12 Eylül’e Giden Yolda Neler Yaşandı?

Dünyanın doğu-batı ya da sosyalist kapitalist bloklarla kamplaştığı bir süreç… Bu tablonun Türkiye’ye izdüşümü ise sağ-sol kavgası… Sadece gençlik değil… Toplumun tüm kesimlerinde politik bir dinamizm hâkim. Legal siyaset; Demirel-Ecevit kavgasına hapsolmuştu.

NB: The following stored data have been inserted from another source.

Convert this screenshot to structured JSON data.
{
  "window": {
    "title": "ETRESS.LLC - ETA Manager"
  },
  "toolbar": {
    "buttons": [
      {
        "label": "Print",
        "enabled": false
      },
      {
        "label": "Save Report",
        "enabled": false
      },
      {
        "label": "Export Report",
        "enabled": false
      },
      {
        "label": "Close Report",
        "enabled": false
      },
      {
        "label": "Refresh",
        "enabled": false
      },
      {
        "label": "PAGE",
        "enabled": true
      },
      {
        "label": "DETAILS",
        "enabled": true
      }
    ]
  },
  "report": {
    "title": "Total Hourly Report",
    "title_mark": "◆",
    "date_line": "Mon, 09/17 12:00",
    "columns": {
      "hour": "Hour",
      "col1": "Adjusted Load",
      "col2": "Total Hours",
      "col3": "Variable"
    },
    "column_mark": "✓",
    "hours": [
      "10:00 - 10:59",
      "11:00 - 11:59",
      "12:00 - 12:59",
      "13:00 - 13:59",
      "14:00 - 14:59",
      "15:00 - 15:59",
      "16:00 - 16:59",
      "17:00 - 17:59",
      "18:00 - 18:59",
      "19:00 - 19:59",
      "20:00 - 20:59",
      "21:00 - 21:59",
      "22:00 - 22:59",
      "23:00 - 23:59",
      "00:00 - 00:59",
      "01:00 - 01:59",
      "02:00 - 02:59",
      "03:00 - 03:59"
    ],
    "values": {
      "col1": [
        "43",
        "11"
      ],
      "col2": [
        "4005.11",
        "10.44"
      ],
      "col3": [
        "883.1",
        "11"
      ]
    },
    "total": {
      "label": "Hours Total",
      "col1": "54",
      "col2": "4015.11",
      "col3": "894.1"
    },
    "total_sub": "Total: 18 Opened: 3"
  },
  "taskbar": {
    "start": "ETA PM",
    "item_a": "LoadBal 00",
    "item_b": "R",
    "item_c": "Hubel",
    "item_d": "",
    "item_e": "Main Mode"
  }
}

Bunu dışlayan her iki kesimin; sağın da solun da elinde silah vardı. Silahlı illegal sol dağınık; sağı ise MHP temsil ediyordu. MHP tek başına değil, ancak ülkü ocaklarıyla silahlı sokak siyasetini belirleyen ana aktörlerden biriydi. Aynı kamplaşma polis, valilikler, adliye ve sağlıkta da hâkimdi. Pek çoğunun kafasını kurcalayan ise silahlı kuvvetlerin statüsüydü. Ordu, “gerek gördükçe” siyasete darbe ve muhtıralarla müdahale ediyor, siyasetin hem sağını hem solunu dizayn etmeye çalışıyordu.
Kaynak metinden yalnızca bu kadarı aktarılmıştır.